Wohnraummietrecht

Einstellung der Räumungsvollstreckung trotz vereinbarten Räumungsschutzverzichts

Die Räumungsvollstreckung kann in einem Beschwerdeverfahren auch dann vorläufig eingestellt werden, wenn in einem Räumungsvergleich durch den Mieter auf die Geltendmachung von Räumungsschutzanträgen verzichtet wurde, wenn dem Mieter bei der Vollstreckung größere Nachteile drohen als dem Vermieter. Im Rahmen der Abwägung drohender Nachteile ist insbesondere der Schutz Minderjähriger zu berücksichtigen.

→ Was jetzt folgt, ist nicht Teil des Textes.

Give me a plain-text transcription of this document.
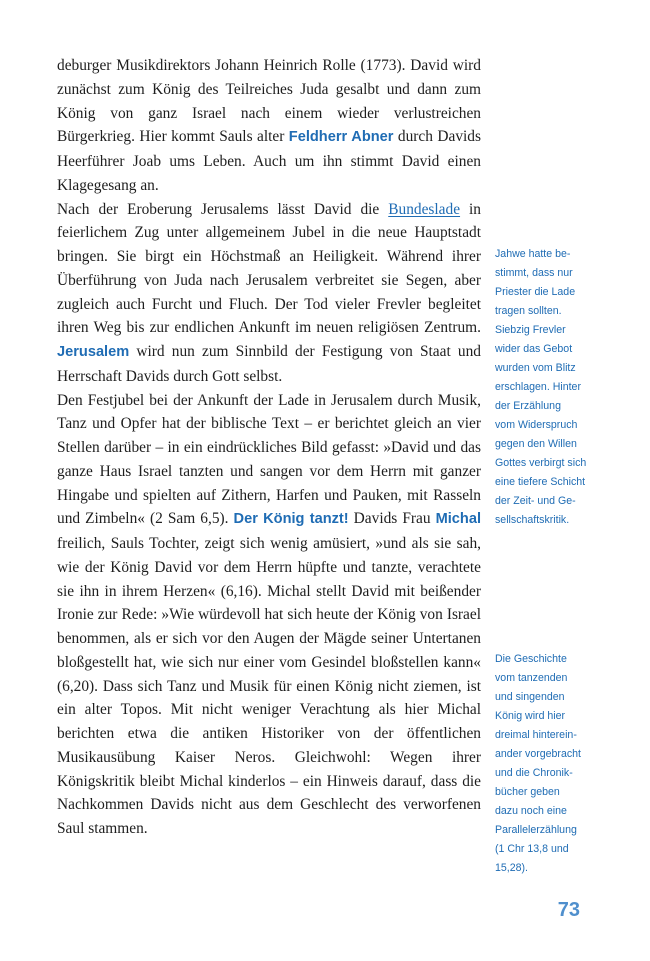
deburger Musikdirektors Johann Heinrich Rolle (1773). David wird zunächst zum König des Teilreiches Juda gesalbt und dann zum König von ganz Israel nach einem wieder verlustreichen Bürgerkrieg. Hier kommt Sauls alter Feldherr Abner durch Davids Heerführer Joab ums Leben. Auch um ihn stimmt David einen Klagegesang an.

Nach der Eroberung Jerusalems lässt David die Bundeslade in feierlichem Zug unter allgemeinem Jubel in die neue Hauptstadt bringen. Sie birgt ein Höchstmaß an Heiligkeit. Während ihrer Überführung von Juda nach Jerusalem verbreitet sie Segen, aber zugleich auch Furcht und Fluch. Der Tod vieler Frevler begleitet ihren Weg bis zur endlichen Ankunft im neuen religiösen Zentrum. Jerusalem wird nun zum Sinnbild der Festigung von Staat und Herrschaft Davids durch Gott selbst.

Den Festjubel bei der Ankunft der Lade in Jerusalem durch Musik, Tanz und Opfer hat der biblische Text – er berichtet gleich an vier Stellen darüber – in ein eindrückliches Bild gefasst: »David und das ganze Haus Israel tanzten und sangen vor dem Herrn mit ganzer Hingabe und spielten auf Zithern, Harfen und Pauken, mit Rasseln und Zimbeln« (2 Sam 6,5). Der König tanzt! Davids Frau Michal freilich, Sauls Tochter, zeigt sich wenig amüsiert, »und als sie sah, wie der König David vor dem Herrn hüpfte und tanzte, verachtete sie ihn in ihrem Herzen« (6,16). Michal stellt David mit beißender Ironie zur Rede: »Wie würdevoll hat sich heute der König von Israel benommen, als er sich vor den Augen der Mägde seiner Untertanen bloßgestellt hat, wie sich nur einer vom Gesindel bloßstellen kann« (6,20). Dass sich Tanz und Musik für einen König nicht ziemen, ist ein alter Topos. Mit nicht weniger Verachtung als hier Michal berichten etwa die antiken Historiker von der öffentlichen Musikausübung Kaiser Neros. Gleichwohl: Wegen ihrer Königskritik bleibt Michal kinderlos – ein Hinweis darauf, dass die Nachkommen Davids nicht aus dem Geschlecht des verworfenen Saul stammen.

Jahwe hatte be-
stimmt, dass nur
Priester die Lade
tragen sollten.
Siebzig Frevler
wider das Gebot
wurden vom Blitz
erschlagen. Hinter
der Erzählung
vom Widerspruch
gegen den Willen
Gottes verbirgt sich
eine tiefere Schicht
der Zeit- und Ge-
sellschaftskritik.
Die Geschichte
vom tanzenden
und singenden
König wird hier
dreimal hinterein-
ander vorgebracht
und die Chronik-
bücher geben
dazu noch eine
Parallelerzählung
(1 Chr 13,8 und
15,28).
73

BGH, Beschluss vom 06.02.2024; VIII ZB 6/24

In einem Räumungsrechtsstreit verpflichten sich die Mieter in einem Räumungsvergleich, die Wohnung bis zum 31.12.2023 geräumt herauszugeben. In der Vergleichsvereinbarung wurde ein Verzicht auf Räumungsschutzanträge vereinbart, dies, soweit gesetzlich zulässig. Die Mieter beantragten dessen ungeachtet beim Gericht Anfang Dezember 2023 die Bewilligung einer Räumungsfrist. Der Räumungsfristantrag wurde durch das Amtsgericht zurückgewiesen; auf die Beschwerde bestätigte das Landgericht die Entscheidung. Im Wege der Rechtsbeschwerde verfolgen die Mieter ihren Antrag vor dem Bundesgerichtshof weiter.

Der für das Wohnraummietrecht zuständige VIII. Zivilsenat des Bundesgerichtshofes stellt im Wege der einstweiligen Anordnung die Zwangsvollstreckung vorläufig ein und führt aus, dass durch die Vollstreckung des Räumungsvergleiches den Mietern ein unwiederbringlicher Nachteil entstehen würde. Der Vermieter hatte einen Eigenbedarf geltend gemacht. In der Abwägung der beiderseitigen Interessen seien die Mieter vor dem Wohnungsverlust zu schützen, insbesondere, da in dem Haushalt der Mieter zwei minderjährige Kinder leben. Der BGH weist in seinen Entscheidungsgründen darauf hin, dass in der Rechtsprechung und juristischen Kommentarliteratur umstritten ist, ob in Räumungsvergleichen wirksam durch den Mieter auf Räumungsschutzanträge verzichtet werden kann. Höchstrichterlich ist dieser Meinungsstreit bislang noch nicht entschieden, so dass die Rechtsbeschwerde der Mieter auch nicht aussichtslos erscheine.
Mit dem auf den Einstellungsbeschluss nachfolgenden Beschluss vom 14.05.2024 hat der BGH die Beschwerdeentscheidung aufgehoben und zur erneuten Entscheidung an das Beschwerdegericht zurückgewiesen. Insoweit ist weiterhin keine höchstrichterliche Entscheidung zur Wirksamkeit des Räumungsschutzverzichtes ergangen. Der BGH hat vielmehr einen erheblichen Verfahrensverstoß erkannt, da die Beschwerdeentscheidung durch einen Einzelrichter erlassen wurde, jedoch die vollbesetzte Beschwerdekammer zu entscheiden hatte. Wegen des Verstoßes gegen Art. 101 GG war die Beschwerdeentscheidung mithin ohne Sachentscheidung aufzuheben.

Es bleibt weiterhin offen, ob in einem Räumungsvergleich wirksam ein Verzicht auf mieterseitige Räumungsfristanträge vereinbart werden kann. Das Anliegen, mit einem Verzicht auf Räumungsfristanträge vermieterseitig Planungssicherheit zu erlangen und sicherzustellen, dass zu dem vereinbarten Termin auch tatsächlich eine Herausgabe der Wohnung erfolgt, kann mit einer Verzichtsvereinbarung nur relativ gesichert werden. Neben der offenen Frage, ob der Verzicht überhaupt wirksam vereinbart werden kann, verbleibt dem Mieter ohnehin die Möglichkeit, Einwendungen zu erheben, etwa durch Wegfall vorausgesetzter künftiger Umstände, § 313 BGB. Insbesondere bei nichtvorhersehbaren gesundheitlichen Beeinträchtigungen kommt die Annahme des Wegfalls der Geschäftsgrundlage in Betracht. Ferner verbleibt den Mietern ohnehin die Geltendmachung der Schutzrechte aus § 765a ZPO, sofern die Durchführung der Räumungsvollstreckung mit einer besonderen Härte verbunden wäre, die mit den guten Sitten unvereinbar erscheint.